Uma ordem final de extradição de Assange, detido há três anos desde que foi preso à porta da embaixada do Equador em Londres, foi emitida pelos tribunais em abril e o caso foi entregue a Patel. Assange tem 14 dias para recorrer da decisão.

A extradição do fundador do Wikileaks, Julian Assange, para os Estados Unidos da América (EUA), foi aprovada pela ministra da Administração Interna britânica, Priti Patel. Os tribunais consideraram que a extradição não seria “incompatível com os seus direitos humanos” e que, enquanto estiver nos EUA, “ele será tratado adequadamente”, segundo o Governo, citado pela “BBC”.

Uma ordem final de extradição de Assange, detido há três anos desde que foi preso à porta da embaixada do Equador em Londres, foi emitida pelos tribunais em abril e o caso foi entregue a Patel para uma decisão formal.
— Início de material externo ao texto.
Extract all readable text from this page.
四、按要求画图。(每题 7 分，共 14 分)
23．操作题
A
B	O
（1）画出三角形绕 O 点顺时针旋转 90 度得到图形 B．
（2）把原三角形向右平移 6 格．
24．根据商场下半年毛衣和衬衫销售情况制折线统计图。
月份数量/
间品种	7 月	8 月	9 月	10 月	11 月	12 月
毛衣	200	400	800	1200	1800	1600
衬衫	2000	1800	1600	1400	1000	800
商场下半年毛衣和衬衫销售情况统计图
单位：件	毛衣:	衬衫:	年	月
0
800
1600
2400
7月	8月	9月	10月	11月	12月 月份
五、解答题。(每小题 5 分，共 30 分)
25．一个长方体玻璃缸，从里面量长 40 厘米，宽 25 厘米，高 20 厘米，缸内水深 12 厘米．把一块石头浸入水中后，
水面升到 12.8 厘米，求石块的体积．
Agora, Assange tem 14 dias para recorrer da decisão.

A União Europeia já tinha pedido ao Reino Unido para travar a extradição por estarem em causa direitos de liberdade de imprensa e de informação, para além “implicações mais amplas dos direitos humanos”.

A justiça norte-americana quer julgar o australiano por este ter divulgado, desde 2010, mais de 700.000 documentos confidenciais sobre atividades militares e diplomáticas dos EUA, principalmente no Iraque e no Afeganistão. Segundo a “Lusa”, as 17 acusações de espionagem e uma acusação de uso indevido de computador acarretam uma pena máxima de 175 anos de prisão, embora o advogado tenha dito que “a pena mais longa antes imposta por este crime é de 63 meses”.